FIG. 34 (d) shows a case where a portion other than the boundary portion of the sub scene 92 is dragged. At this time, the digest moving image editing control unit 107 moves the sub-scene 92 to another place on the main scene. As a result, even when the sub-scene 92 covers a person or object to be noticed on the combination scene, the sub-scene 92 can be moved to make the video more preferable for the user. The movement destination may be an arbitrary position near the end point of the drag, or, as indicated by a dotted rectangle in FIG. 34 (d), a position closest to the end point of the drag among a plurality of positions defined by the system. May be. The digest moving image editing control unit 107 rewrites the information of the editing target scene in the arrangement information so as to correspond to the above, and generates and stores the editing target scene again.

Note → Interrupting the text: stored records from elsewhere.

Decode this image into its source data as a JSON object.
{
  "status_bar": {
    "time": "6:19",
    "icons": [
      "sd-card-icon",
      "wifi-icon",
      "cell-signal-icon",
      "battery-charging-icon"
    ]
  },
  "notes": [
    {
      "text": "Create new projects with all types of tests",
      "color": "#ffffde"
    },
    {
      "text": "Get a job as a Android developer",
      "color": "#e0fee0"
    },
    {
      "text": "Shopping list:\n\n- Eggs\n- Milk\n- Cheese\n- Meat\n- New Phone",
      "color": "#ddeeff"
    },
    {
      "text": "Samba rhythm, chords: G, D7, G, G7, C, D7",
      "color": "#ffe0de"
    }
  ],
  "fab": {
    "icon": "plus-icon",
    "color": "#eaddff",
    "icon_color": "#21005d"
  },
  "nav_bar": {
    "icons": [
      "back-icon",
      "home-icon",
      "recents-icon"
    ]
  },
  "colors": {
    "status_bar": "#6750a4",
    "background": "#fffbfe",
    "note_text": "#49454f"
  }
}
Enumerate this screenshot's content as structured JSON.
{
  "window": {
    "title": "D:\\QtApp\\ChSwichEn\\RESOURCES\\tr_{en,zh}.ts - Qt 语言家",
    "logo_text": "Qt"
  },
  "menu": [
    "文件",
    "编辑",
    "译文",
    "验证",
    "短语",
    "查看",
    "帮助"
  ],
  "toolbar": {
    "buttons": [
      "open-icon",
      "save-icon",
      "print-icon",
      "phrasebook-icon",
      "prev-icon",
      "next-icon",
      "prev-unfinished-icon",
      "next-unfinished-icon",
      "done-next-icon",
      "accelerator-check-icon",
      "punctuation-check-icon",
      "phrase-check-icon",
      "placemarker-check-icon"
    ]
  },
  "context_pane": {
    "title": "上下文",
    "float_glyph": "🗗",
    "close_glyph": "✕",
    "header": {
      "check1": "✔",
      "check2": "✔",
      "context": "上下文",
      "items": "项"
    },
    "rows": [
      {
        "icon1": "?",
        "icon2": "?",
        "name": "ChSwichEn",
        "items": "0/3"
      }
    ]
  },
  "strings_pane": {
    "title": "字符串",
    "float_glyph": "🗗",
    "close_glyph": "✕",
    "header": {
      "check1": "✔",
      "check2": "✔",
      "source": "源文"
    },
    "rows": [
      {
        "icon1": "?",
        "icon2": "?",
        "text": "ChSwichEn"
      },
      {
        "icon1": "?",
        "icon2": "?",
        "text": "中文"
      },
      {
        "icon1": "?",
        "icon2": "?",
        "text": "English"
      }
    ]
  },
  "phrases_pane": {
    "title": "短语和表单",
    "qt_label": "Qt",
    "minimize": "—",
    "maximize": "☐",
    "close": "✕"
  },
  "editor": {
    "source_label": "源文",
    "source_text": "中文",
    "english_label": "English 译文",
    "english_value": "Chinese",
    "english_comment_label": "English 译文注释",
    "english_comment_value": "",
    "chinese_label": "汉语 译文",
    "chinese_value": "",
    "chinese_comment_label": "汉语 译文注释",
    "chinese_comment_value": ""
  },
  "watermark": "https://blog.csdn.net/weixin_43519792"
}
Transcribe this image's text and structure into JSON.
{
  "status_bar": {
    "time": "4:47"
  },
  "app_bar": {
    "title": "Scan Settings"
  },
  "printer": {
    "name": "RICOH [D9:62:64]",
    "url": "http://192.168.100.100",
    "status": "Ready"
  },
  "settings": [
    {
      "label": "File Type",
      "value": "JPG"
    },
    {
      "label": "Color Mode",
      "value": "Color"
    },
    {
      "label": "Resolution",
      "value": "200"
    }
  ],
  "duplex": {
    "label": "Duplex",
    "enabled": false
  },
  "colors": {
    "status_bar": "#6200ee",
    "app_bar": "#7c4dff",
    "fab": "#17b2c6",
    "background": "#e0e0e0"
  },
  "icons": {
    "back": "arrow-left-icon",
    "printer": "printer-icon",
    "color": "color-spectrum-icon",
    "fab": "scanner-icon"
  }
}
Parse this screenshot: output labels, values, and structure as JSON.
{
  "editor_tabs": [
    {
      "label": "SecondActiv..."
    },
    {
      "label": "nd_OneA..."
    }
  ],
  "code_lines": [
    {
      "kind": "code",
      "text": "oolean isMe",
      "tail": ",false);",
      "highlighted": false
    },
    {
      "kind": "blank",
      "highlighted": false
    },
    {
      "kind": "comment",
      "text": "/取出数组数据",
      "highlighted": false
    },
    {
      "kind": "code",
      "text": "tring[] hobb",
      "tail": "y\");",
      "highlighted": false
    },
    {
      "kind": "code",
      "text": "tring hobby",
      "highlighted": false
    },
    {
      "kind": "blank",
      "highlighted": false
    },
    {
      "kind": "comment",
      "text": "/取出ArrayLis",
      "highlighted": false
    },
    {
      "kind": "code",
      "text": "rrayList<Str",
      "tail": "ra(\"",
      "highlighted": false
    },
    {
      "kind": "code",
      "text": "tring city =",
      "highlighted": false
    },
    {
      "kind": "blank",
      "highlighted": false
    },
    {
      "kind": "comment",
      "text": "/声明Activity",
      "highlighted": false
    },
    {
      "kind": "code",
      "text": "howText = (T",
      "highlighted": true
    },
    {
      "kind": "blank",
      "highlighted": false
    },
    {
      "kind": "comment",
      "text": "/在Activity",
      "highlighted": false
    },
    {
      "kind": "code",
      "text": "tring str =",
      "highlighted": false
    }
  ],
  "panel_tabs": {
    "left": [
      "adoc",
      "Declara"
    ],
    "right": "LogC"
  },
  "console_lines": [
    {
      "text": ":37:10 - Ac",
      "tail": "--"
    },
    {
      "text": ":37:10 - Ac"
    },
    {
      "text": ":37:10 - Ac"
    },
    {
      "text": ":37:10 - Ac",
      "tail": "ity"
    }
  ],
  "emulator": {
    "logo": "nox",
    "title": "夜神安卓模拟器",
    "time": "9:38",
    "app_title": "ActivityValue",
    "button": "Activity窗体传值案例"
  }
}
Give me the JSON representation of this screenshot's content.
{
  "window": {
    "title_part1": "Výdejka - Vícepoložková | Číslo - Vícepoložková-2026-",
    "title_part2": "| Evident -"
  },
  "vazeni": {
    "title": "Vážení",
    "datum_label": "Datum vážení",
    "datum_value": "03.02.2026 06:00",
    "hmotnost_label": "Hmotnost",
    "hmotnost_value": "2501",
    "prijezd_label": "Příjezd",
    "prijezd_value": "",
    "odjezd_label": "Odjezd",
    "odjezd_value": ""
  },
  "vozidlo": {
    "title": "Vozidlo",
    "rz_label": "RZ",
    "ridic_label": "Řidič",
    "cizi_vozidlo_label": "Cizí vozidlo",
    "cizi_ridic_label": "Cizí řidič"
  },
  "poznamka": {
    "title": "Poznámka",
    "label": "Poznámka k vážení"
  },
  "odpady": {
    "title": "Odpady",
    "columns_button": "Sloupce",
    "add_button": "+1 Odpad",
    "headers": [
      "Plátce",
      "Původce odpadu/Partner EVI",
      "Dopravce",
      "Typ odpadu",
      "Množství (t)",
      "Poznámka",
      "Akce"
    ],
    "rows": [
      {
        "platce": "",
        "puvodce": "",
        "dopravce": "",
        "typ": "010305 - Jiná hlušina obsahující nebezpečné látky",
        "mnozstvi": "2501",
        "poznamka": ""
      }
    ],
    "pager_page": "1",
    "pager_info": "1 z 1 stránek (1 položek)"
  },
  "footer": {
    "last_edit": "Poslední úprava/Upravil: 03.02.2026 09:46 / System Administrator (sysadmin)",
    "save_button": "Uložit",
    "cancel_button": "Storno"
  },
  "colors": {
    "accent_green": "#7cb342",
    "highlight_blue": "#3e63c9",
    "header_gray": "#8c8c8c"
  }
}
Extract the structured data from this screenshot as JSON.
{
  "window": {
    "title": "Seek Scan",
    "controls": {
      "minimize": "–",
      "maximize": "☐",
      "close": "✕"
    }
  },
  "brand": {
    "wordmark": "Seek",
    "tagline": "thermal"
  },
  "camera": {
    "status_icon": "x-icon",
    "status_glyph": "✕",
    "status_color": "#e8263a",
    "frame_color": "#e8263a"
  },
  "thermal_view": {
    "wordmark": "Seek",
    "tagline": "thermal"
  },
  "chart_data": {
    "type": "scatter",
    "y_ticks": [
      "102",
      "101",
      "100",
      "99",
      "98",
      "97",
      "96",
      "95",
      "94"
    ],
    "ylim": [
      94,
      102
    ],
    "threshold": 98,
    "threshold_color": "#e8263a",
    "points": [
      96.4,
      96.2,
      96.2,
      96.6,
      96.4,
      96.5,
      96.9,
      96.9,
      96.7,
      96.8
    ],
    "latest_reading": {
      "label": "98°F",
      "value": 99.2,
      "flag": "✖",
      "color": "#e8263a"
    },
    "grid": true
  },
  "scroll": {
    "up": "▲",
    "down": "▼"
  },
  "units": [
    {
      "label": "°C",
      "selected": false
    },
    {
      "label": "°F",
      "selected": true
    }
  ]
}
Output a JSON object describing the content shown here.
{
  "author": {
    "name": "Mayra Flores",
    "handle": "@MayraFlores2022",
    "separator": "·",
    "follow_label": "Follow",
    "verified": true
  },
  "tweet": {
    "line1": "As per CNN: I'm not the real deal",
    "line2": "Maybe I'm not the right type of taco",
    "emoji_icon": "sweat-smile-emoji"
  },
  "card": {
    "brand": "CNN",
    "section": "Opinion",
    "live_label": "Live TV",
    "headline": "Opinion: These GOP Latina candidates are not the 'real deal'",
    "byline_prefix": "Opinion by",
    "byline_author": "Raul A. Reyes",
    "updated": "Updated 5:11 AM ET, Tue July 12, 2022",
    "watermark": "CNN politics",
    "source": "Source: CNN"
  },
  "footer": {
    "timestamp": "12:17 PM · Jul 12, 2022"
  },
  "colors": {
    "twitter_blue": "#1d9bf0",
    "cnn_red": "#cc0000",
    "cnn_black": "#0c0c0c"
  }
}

FIG. 34 (e) shows a case where the boundary portion between the main scene and the sub scene 92 in the sub-screen arrangement is dragged. At this time, the digest moving image editing control unit 107 changes the display size (number of vertical and horizontal pixels) of the sub-scene 92. The new size of the sub-scene may be an arbitrary size derived from the end point of the drag, or may be a size closest to the size represented by the end point of the drag among a plurality of sizes determined by the system. The new size and area of the sub-scene 92 may be larger or smaller than the size and area before the operation, but an upper limit and a lower limit may be provided. For example, the upper limit is 1/4 of the area of the entire moving image, and the lower limit is 1/16. Thereby, the size of the sub-scene 92 can be adjusted within a range that does not hinder viewing of the main scene, and the balance for superimposing the sub-scene 92 can be set more suitably for the user. FIG. 34F shows a pattern in which the main scene 94 is arranged in the center of the screen with the sub-scene 93 as a background. The arrangement in which the main scene overlaps the sub-scene is basically the same except that the scene whose size is to be changed becomes the main scene. In the case of FIG. 34 (f), the boundary between the main scene 94 and the sub-scene 93 is only the right and left vertical sides of the main scene.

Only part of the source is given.